Pitkin County, Holy Cross Energy, and RFTA have successfully commissioned the AABC Integrated Clean Energy Microgrid, ensuring critical services remain online during grid outages.

What happens to the lights in the Aspen Airport Business Center when the power goes out for three days straight?
That’s the question keeping local planners up at night, or at least it did before Tuesday’s announcement. Pitkin County, Holy Cross Energy, and the Roaring Fork Transportation Authority (RFTA) confirmed they’ve successfully commissioned the AABC Integrated Clean Energy Microgrid. It’s not just a battery bank sitting in a warehouse. It’s a system designed to keep essential public services running when the main grid fails.
Picture this: a wildfire cuts the high-voltage lines. The rest of the valley goes dark. But inside the AABC, the lights stay on. The computers keep humming. The emergency operations center stays online.
This is the promise of the project, and it’s one that’s been years in the making.
The collaboration didn’t start in a vacuum. It began in the aftermath of the Lake Christine Fire in 2018. That blaze forced officials to look at the upper Roaring Fork Valley’s fragile power infrastructure and ask if they were actually ready for the next big disaster. The result was a deep dive into resilience, culminating in an RMI report titled Working Together Towards a More Resilient Future. The report argued that distributed clean energy could replace fossil fuel reliance during emergencies. Tuesday’s commissioning is the physical proof of that theory.
“We’re creating a model for how communities can prepare for future challenges while reducing emissions and increasing energy independence,” Holy Cross Energy President and CEO Bryan Hannegan said.
It’s a clean pitch. And it’s true. The microgrid integrates the 5-megawatt Pitkin County Solar array with a large-scale Battery Energy Storage System. Advanced controls allow the AABC — which includes the RFTA operations center — to operate as an “energy island.” It disconnects from the main grid and sustains itself.
The local electric cooperative provided the technical expertise to make sure the renewable generation, storage, and critical facilities could talk to each other without tripping breakers. They designed a solution that enhances grid reliability while supporting local energy resilience.

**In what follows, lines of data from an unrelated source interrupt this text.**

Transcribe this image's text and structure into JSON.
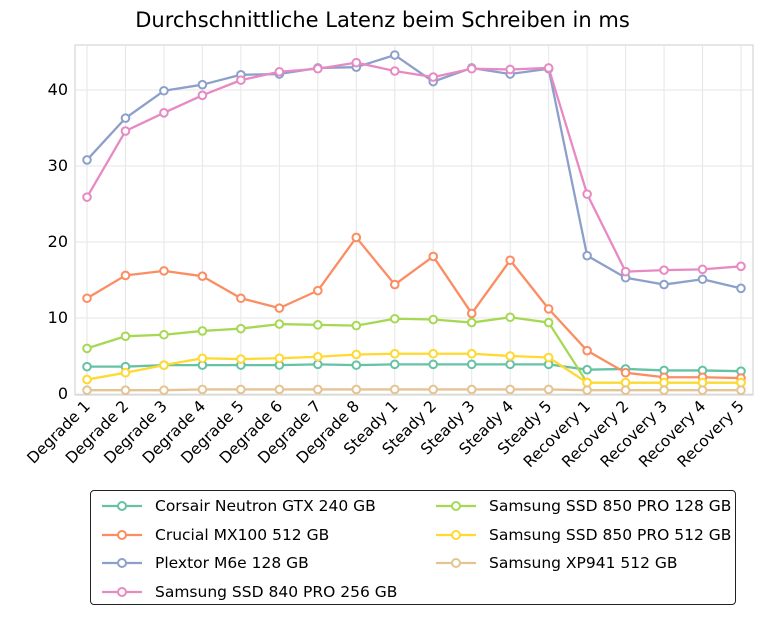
{
  "chart_data": {
    "type": "line",
    "title": "Durchschnittliche Latenz beim Schreiben in ms",
    "xlabel": "",
    "ylabel": "",
    "categories": [
      "Degrade 1",
      "Degrade 2",
      "Degrade 3",
      "Degrade 4",
      "Degrade 5",
      "Degrade 6",
      "Degrade 7",
      "Degrade 8",
      "Steady 1",
      "Steady 2",
      "Steady 3",
      "Steady 4",
      "Steady 5",
      "Recovery 1",
      "Recovery 2",
      "Recovery 3",
      "Recovery 4",
      "Recovery 5"
    ],
    "ylim": [
      0,
      45
    ],
    "yticks": [
      0,
      10,
      20,
      30,
      40
    ],
    "grid": true,
    "legend_position": "bottom",
    "series": [
      {
        "name": "Corsair Neutron GTX 240 GB",
        "color": "#66c2a5",
        "values": [
          3.6,
          3.6,
          3.8,
          3.8,
          3.8,
          3.8,
          3.9,
          3.8,
          3.9,
          3.9,
          3.9,
          3.9,
          3.9,
          3.2,
          3.3,
          3.1,
          3.1,
          3.0
        ]
      },
      {
        "name": "Crucial MX100 512 GB",
        "color": "#fc8d62",
        "values": [
          12.6,
          15.6,
          16.2,
          15.5,
          12.6,
          11.3,
          13.6,
          20.6,
          14.4,
          18.1,
          10.6,
          17.6,
          11.2,
          5.7,
          2.8,
          2.2,
          2.2,
          2.1
        ]
      },
      {
        "name": "Plextor M6e 128 GB",
        "color": "#8da0cb",
        "values": [
          30.8,
          36.3,
          39.9,
          40.7,
          42.0,
          42.1,
          42.9,
          43.0,
          44.6,
          41.1,
          42.9,
          42.1,
          42.8,
          18.2,
          15.3,
          14.4,
          15.1,
          13.9
        ]
      },
      {
        "name": "Samsung SSD 840 PRO 256 GB",
        "color": "#e78ac3",
        "values": [
          25.9,
          34.6,
          37.0,
          39.3,
          41.3,
          42.4,
          42.8,
          43.6,
          42.5,
          41.7,
          42.8,
          42.7,
          42.9,
          26.3,
          16.1,
          16.3,
          16.4,
          16.8
        ]
      },
      {
        "name": "Samsung SSD 850 PRO 128 GB",
        "color": "#a6d854",
        "values": [
          6.0,
          7.6,
          7.8,
          8.3,
          8.6,
          9.2,
          9.1,
          9.0,
          9.9,
          9.8,
          9.4,
          10.1,
          9.4,
          1.5,
          1.5,
          1.5,
          1.5,
          1.5
        ]
      },
      {
        "name": "Samsung SSD 850 PRO 512 GB",
        "color": "#ffd92f",
        "values": [
          1.9,
          2.8,
          3.8,
          4.7,
          4.6,
          4.7,
          4.9,
          5.2,
          5.3,
          5.3,
          5.3,
          5.0,
          4.8,
          1.5,
          1.5,
          1.5,
          1.5,
          1.5
        ]
      },
      {
        "name": "Samsung XP941 512 GB",
        "color": "#e5c494",
        "values": [
          0.5,
          0.5,
          0.5,
          0.6,
          0.6,
          0.6,
          0.6,
          0.6,
          0.6,
          0.6,
          0.6,
          0.6,
          0.6,
          0.5,
          0.5,
          0.5,
          0.5,
          0.5
        ]
      }
    ]
  }
}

Jeffrey Woodruff, Pitkin County Commissioner Board Chair, noted that continuity planning and disaster recovery are central to their resiliency team’s efforts. They’re trying to stay ahead of natural disasters. This project is their answer.
Here’s the thing though: this isn’t just about keeping the airport lights on. It’s about what happens to the rest of the valley when the grid is stressed. By isolating critical infrastructure, the AABC microgrid reduces the load on the broader system during peak demand or outages. It’s a buffer. A shock absorber.
The project represents the culmination of years of planning, feasibility studies, and state-supported innovation. It’s being called one of Colorado’s most advanced examples of a clean-energy microgrid designed for public-sector resilience.
Not exactly a small feat.
The collaboration brings together three distinct entities with different priorities. Pitkin County wants resilience. The utility wants to deliver innovative solutions to its members. RFTA needs reliable power for its operations center. They found common ground in the wake of a fire that taught them the hard way how quickly things can go wrong.
The system is now live. It’s operational. It’s ready to catch the next grid failure.
As the sun sets over the Roaring Fork Valley, the solar array at the AABC finishes its daily charge. The batteries fill up. The controls run diagnostics. And somewhere in the control room, a single light stays on, waiting for the moment the rest of the world goes dark.